Exactly right. If there’s no way anyone can ever have standing to challenge the legality of the government’s actions, there simply are no meaningful limits on what the government can do. The 4th Amendment is thus rendered a dead letter. And bear in mind, those of you who still cheer relentlessly for Obama, that this is exactly what he wanted, not only in this case but in every single legal challenge to the government’s actions in the war on terror. He has, despite repeated promises before taking office, worked relentlessly to make sure that the the courts never issue a ruling on the merits in any case that could limit his authority — and the authority of every president after him — to spy, arrest, detain, torture or kill.

Comments

  1. says

    This is why I couldn’t vote for Obama a second time. He takes far too much pleasure in abusing power.

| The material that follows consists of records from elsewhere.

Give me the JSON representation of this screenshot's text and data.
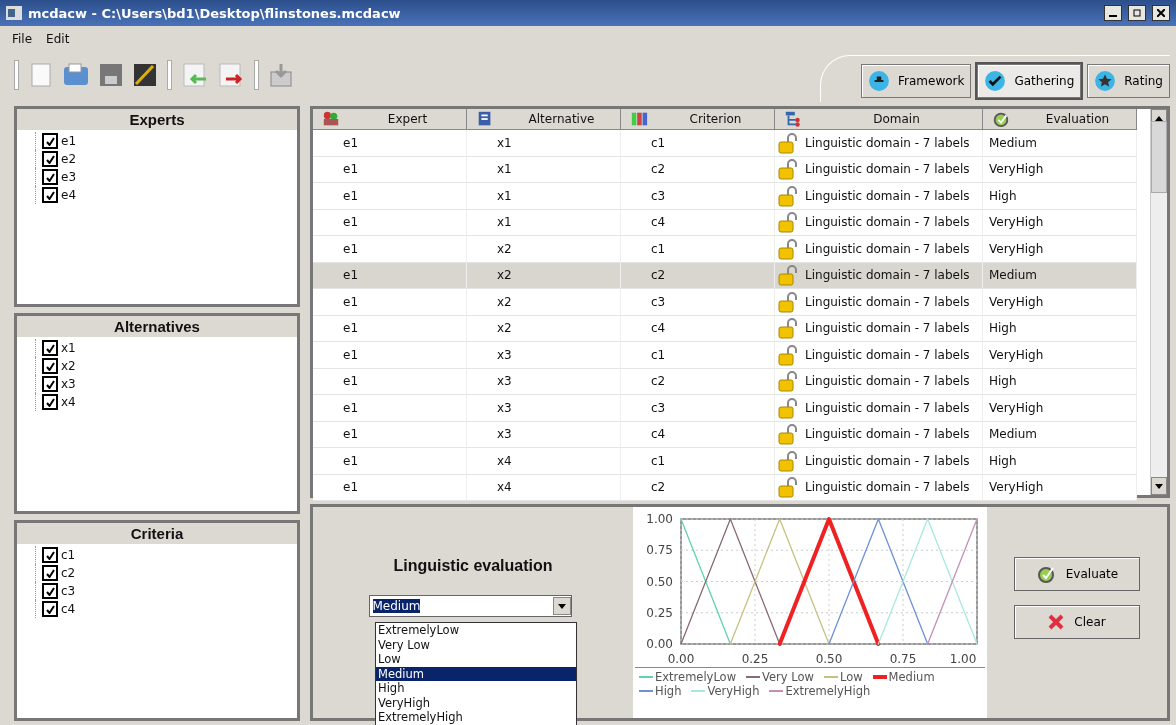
{
  "window": {
    "title": "mcdacw - C:\\Users\\bd1\\Desktop\\flinstones.mcdacw"
  },
  "menu": [
    "File",
    "Edit"
  ],
  "mode_tabs": [
    {
      "label": "Framework",
      "kind": "framework",
      "selected": false
    },
    {
      "label": "Gathering",
      "kind": "gathering",
      "selected": true
    },
    {
      "label": "Rating",
      "kind": "rating",
      "selected": false
    }
  ],
  "panels": [
    {
      "title": "Experts",
      "items": [
        {
          "label": "e1",
          "checked": true
        },
        {
          "label": "e2",
          "checked": true
        },
        {
          "label": "e3",
          "checked": true
        },
        {
          "label": "e4",
          "checked": true
        }
      ]
    },
    {
      "title": "Alternatives",
      "items": [
        {
          "label": "x1",
          "checked": true
        },
        {
          "label": "x2",
          "checked": true
        },
        {
          "label": "x3",
          "checked": true
        },
        {
          "label": "x4",
          "checked": true
        }
      ]
    },
    {
      "title": "Criteria",
      "items": [
        {
          "label": "c1",
          "checked": true
        },
        {
          "label": "c2",
          "checked": true
        },
        {
          "label": "c3",
          "checked": true
        },
        {
          "label": "c4",
          "checked": true
        }
      ]
    }
  ],
  "table": {
    "columns": [
      {
        "label": "Expert",
        "kind": "expert"
      },
      {
        "label": "Alternative",
        "kind": "alternative"
      },
      {
        "label": "Criterion",
        "kind": "criterion"
      },
      {
        "label": "Domain",
        "kind": "domain"
      },
      {
        "label": "Evaluation",
        "kind": "evaluation"
      }
    ],
    "rows": [
      {
        "cells": [
          "e1",
          "x1",
          "c1",
          "Linguistic domain - 7 labels",
          "Medium"
        ],
        "selected": false
      },
      {
        "cells": [
          "e1",
          "x1",
          "c2",
          "Linguistic domain - 7 labels",
          "VeryHigh"
        ],
        "selected": false
      },
      {
        "cells": [
          "e1",
          "x1",
          "c3",
          "Linguistic domain - 7 labels",
          "High"
        ],
        "selected": false
      },
      {
        "cells": [
          "e1",
          "x1",
          "c4",
          "Linguistic domain - 7 labels",
          "VeryHigh"
        ],
        "selected": false
      },
      {
        "cells": [
          "e1",
          "x2",
          "c1",
          "Linguistic domain - 7 labels",
          "VeryHigh"
        ],
        "selected": false
      },
      {
        "cells": [
          "e1",
          "x2",
          "c2",
          "Linguistic domain - 7 labels",
          "Medium"
        ],
        "selected": true
      },
      {
        "cells": [
          "e1",
          "x2",
          "c3",
          "Linguistic domain - 7 labels",
          "VeryHigh"
        ],
        "selected": false
      },
      {
        "cells": [
          "e1",
          "x2",
          "c4",
          "Linguistic domain - 7 labels",
          "High"
        ],
        "selected": false
      },
      {
        "cells": [
          "e1",
          "x3",
          "c1",
          "Linguistic domain - 7 labels",
          "VeryHigh"
        ],
        "selected": false
      },
      {
        "cells": [
          "e1",
          "x3",
          "c2",
          "Linguistic domain - 7 labels",
          "High"
        ],
        "selected": false
      },
      {
        "cells": [
          "e1",
          "x3",
          "c3",
          "Linguistic domain - 7 labels",
          "VeryHigh"
        ],
        "selected": false
      },
      {
        "cells": [
          "e1",
          "x3",
          "c4",
          "Linguistic domain - 7 labels",
          "Medium"
        ],
        "selected": false
      },
      {
        "cells": [
          "e1",
          "x4",
          "c1",
          "Linguistic domain - 7 labels",
          "High"
        ],
        "selected": false
      },
      {
        "cells": [
          "e1",
          "x4",
          "c2",
          "Linguistic domain - 7 labels",
          "VeryHigh"
        ],
        "selected": false
      }
    ]
  },
  "evaluation": {
    "title": "Linguistic evaluation",
    "value": "Medium",
    "options": [
      {
        "label": "ExtremelyLow",
        "selected": false
      },
      {
        "label": "Very Low",
        "selected": false
      },
      {
        "label": "Low",
        "selected": false
      },
      {
        "label": "Medium",
        "selected": true
      },
      {
        "label": "High",
        "selected": false
      },
      {
        "label": "VeryHigh",
        "selected": false
      },
      {
        "label": "ExtremelyHigh",
        "selected": false
      }
    ],
    "chart_data": {
      "type": "line",
      "grid": true,
      "legend": true,
      "x": [
        0,
        0.1667,
        0.3333,
        0.5,
        0.6667,
        0.8333,
        1
      ],
      "xlim": [
        0,
        1
      ],
      "ylim": [
        0,
        1
      ],
      "xticks": [
        {
          "value": 0,
          "label": "0.00"
        },
        {
          "value": 0.25,
          "label": "0.25"
        },
        {
          "value": 0.5,
          "label": "0.50"
        },
        {
          "value": 0.75,
          "label": "0.75"
        },
        {
          "value": 1,
          "label": "1.00"
        }
      ],
      "yticks": [
        {
          "value": 0,
          "label": "0.00"
        },
        {
          "value": 0.25,
          "label": "0.25"
        },
        {
          "value": 0.5,
          "label": "0.50"
        },
        {
          "value": 0.75,
          "label": "0.75"
        },
        {
          "value": 1,
          "label": "1.00"
        }
      ],
      "series": [
        {
          "name": "ExtremelyLow",
          "color": "#5fd3b0",
          "values": [
            1,
            0,
            null,
            null,
            null,
            null,
            null
          ]
        },
        {
          "name": "Very Low",
          "color": "#8a6a72",
          "values": [
            0,
            1,
            0,
            null,
            null,
            null,
            null
          ]
        },
        {
          "name": "Low",
          "color": "#c8c080",
          "values": [
            null,
            0,
            1,
            0,
            null,
            null,
            null
          ]
        },
        {
          "name": "Medium",
          "color": "#ee2222",
          "values": [
            null,
            null,
            0,
            1,
            0,
            null,
            null
          ]
        },
        {
          "name": "High",
          "color": "#6f8fd8",
          "values": [
            null,
            null,
            null,
            0,
            1,
            0,
            null
          ]
        },
        {
          "name": "VeryHigh",
          "color": "#a8e8e0",
          "values": [
            null,
            null,
            null,
            null,
            0,
            1,
            0
          ]
        },
        {
          "name": "ExtremelyHigh",
          "color": "#c090b8",
          "values": [
            null,
            null,
            null,
            null,
            null,
            0,
            1
          ]
        }
      ]
    },
    "buttons": [
      {
        "label": "Evaluate",
        "kind": "evaluate"
      },
      {
        "label": "Clear",
        "kind": "clear"
      }
    ]
  }
}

    Not that Romney would have been different in that regard.

  2. baal says

    FAA = FISA Amendments Act in this context. TLDR version: Secret court with only the prosecutor showing up was too much of a burden so let’s just do whatever so long as the office of the President agrees. By office, we mean some flunky churning out memos.

    This isn’t the rule of law. It is disgusting.

  3. eric says

    Good question to ask any of the majority judges on the lecture circuit: who (do you think) does have standing to challenge this law? Though I wouldn’t bother asking Scalia, he’d probably just respond with curses and epithets.

  4. says

    @eric #5 – Based on this ruling and similar other ones, the clear fact is that NO ONE has standing. The law is unassailable, and the Court is perfectly happy to wring its hands and shed crocodile tears over this sad fact.

  5. abb3w says

    Hmm. I wonder if this is the fatal flaw in the US Constitution that Kurt Gödel claimed to have found. The question of whether or not something is an Article III controversy is a question of law and fact… under the control of the Article III judiciary. If the Supreme Court refuses to admit something is a judicial controversy, there can be no challenge in the courts.

    Possibly not Gödel’s weakness, but it has something of the flavor of his style.

    Such a judicial failure can only proceed to appeal in the larger arena of politics, where at present there also seems little hope of a satisfactory resolution; yet there also seems little prospect of better result by advancing to examine the final argument of kings.

    Though I understand there’s still one more case the SCOTUS is facing before the judicial safety valve gets welded shut?

  6. eric says

    Such a judicial failure can only proceed to appeal in the larger arena of politics

    I can think of a more theatrical solution. Take Scalia and Roberts into custody. Don’t give a reason, don’t give them a trial, just disappear them (temporarily) and cite FAA. Propose liberal replacements, and see how long the judges decide this is an issue in which nobody has standing. I’d give it 1 day for an 7-0 reversal. I bet Scalia won’t be complaining about THAT majority opinion being about entitlement.

  7. Ichthyic says

    wait…

    so if NOBODY in that huge list of very diverse claimants had standing… did SCOTUS happen to mention who WOULD? or are we just supposed to guess?

  8. abb3w says

    @8, eric

    I can think of a more theatrical solution. Take Scalia and Roberts into custody.

    Doesn’t work; FISA and the FISA Amendments Act is only for search, not for seizure of persons. The SCOTUS could dismiss the argument as irrelevant to the case, without setting more general precedent. Worse, they might argue the seizure was unlawful because of their particular privileged position as justices; detaining their wives would be more effective.

    Still guaranteed to get impeachment, and unlikely to have long-term practical impact.